Over the past few months, Governor Jared Polis signed a number of executive orders intended to protect tenants renting residential property in Colorado from the adverse impacts of COVID-19. Until recently, the executive orders did not prohibit evictions. Instead, they lengthened the statutory period granted to tenants to cure defaults due to nonpayment of rent.
However, on October 21, 2020, Governor Polis expanded upon his previous executive orders and signed Executive Order D 2020 227, which actually places a moratorium until November 20, 2020, on the eviction of tenants suffering financial hardship as a result of COVID-19. The order was likely signed in response to the Center for Disease Control’s (CDC) placing a temporary halt on residential evictions. The CDC’s moratorium, which is effective from September 4, 2020, to December 31, 2020, similarly prohibits evictions of residential tenants suffering financial hardship as a result of COVID-19. However, the CDC moratorium expressly permits state governments to impose their own restrictions on evictions that provide the same or a greater level of protection to tenants than the CDC moratorium, and while a state government’s moratorium is in effect, the CDC moratorium does not apply.
Order D 2020 227 prohibits individuals from filing forcible entry and detainer lawsuits against tenants who can demonstrate they are in financial distress. Likewise, the order prohibits a landlord who has already obtained a possession judgment against a tenant from enforcing the judgment if the tenant is suffering financial hardship. The protections the order affords to tenants even extend to hold-over tenants that retain possession of rented property after the expiration of their rental agreement.
Although the executive order does not expressly limit the prohibition on evictions to residential properties, the question arises as to commercial evictions. Arguments can be made that the definition of financial hardship effectively excludes commercial evictions from the moratorium. For example, a commercial tenant would be unable to state under penalty of perjury that it would be rendered homeless if evicted.
There are a few narrow exceptions to the order’s prohibition on evictions.
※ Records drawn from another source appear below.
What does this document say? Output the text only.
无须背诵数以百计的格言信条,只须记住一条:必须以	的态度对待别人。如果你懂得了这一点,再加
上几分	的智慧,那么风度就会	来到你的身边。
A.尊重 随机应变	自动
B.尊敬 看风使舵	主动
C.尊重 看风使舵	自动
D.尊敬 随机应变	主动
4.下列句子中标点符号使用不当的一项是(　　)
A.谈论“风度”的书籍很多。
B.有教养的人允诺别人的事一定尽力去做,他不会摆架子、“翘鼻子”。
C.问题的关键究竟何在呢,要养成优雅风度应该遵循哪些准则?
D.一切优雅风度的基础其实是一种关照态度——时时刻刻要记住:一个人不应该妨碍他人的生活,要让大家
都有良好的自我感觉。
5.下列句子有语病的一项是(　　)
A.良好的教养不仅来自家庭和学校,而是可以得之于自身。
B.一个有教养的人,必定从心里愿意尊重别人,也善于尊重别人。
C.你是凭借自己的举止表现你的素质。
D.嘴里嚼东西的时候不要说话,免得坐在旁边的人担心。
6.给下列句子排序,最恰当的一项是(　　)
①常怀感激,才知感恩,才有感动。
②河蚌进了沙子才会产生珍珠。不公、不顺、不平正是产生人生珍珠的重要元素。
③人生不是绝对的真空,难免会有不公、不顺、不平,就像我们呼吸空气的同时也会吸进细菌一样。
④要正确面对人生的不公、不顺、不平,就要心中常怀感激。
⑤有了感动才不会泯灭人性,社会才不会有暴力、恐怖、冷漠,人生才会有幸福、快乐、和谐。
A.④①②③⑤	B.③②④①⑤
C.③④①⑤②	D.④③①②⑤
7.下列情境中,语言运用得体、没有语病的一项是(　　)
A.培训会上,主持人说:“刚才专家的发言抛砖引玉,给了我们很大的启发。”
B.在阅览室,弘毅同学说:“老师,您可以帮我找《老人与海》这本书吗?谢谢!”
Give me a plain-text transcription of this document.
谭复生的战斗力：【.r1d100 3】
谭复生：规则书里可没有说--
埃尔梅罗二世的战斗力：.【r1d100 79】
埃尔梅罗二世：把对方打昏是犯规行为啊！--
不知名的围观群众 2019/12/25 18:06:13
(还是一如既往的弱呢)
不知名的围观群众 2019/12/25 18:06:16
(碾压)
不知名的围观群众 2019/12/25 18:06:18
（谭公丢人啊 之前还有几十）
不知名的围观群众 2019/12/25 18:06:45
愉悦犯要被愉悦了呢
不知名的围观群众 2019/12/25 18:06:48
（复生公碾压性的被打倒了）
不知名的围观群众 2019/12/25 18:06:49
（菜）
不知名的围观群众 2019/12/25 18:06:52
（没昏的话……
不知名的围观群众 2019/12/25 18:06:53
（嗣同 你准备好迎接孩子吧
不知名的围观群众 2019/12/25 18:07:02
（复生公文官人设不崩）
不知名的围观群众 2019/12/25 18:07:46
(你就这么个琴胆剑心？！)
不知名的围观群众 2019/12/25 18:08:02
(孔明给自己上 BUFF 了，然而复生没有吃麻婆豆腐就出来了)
For instance, landlords can still file eviction proceedings against tenants that commit a substantial violation of a lease provision as that term is defined in C.R.S. § 13-40-107.5. Examples of substantial violations include committing violent or drug-related felonies and certain other criminal acts on or near the premises. Landlords can also file eviction proceedings against and remove tenants that pose an imminent and serious threat to another individual or cause significant damage to a landlord’s property.
A tenant may demonstrate financial hardship by completing and signing a copy of the CDC’s declaration form or a Colorado Department of Local Affairs declaration form and providing the form to its landlord. In filing out the form, the tenant will have to declare, under penalty of perjury, the following:
- The tenant is using its best efforts to obtain government assistance for rent or housing;
- The tenant expects to earn less than $99,000 ($198,000 if filing jointly) in 2020, was not required to report any income in 2019 to the IRS, or received an economic stimulus payment pursuant to the CARES act;
- The tenant is unable to pay its full rent or make full housing payments due to loss of income, loss of work, or extraordinary medical expenses and is using its best efforts to make timely partial payments that are as close to the full payment as circumstances permit; and
- The tenant would likely be rendered homeless or forced to move into and live in close quarters in a new congregate or shared living setting because the tenants has no other housing options if evicted.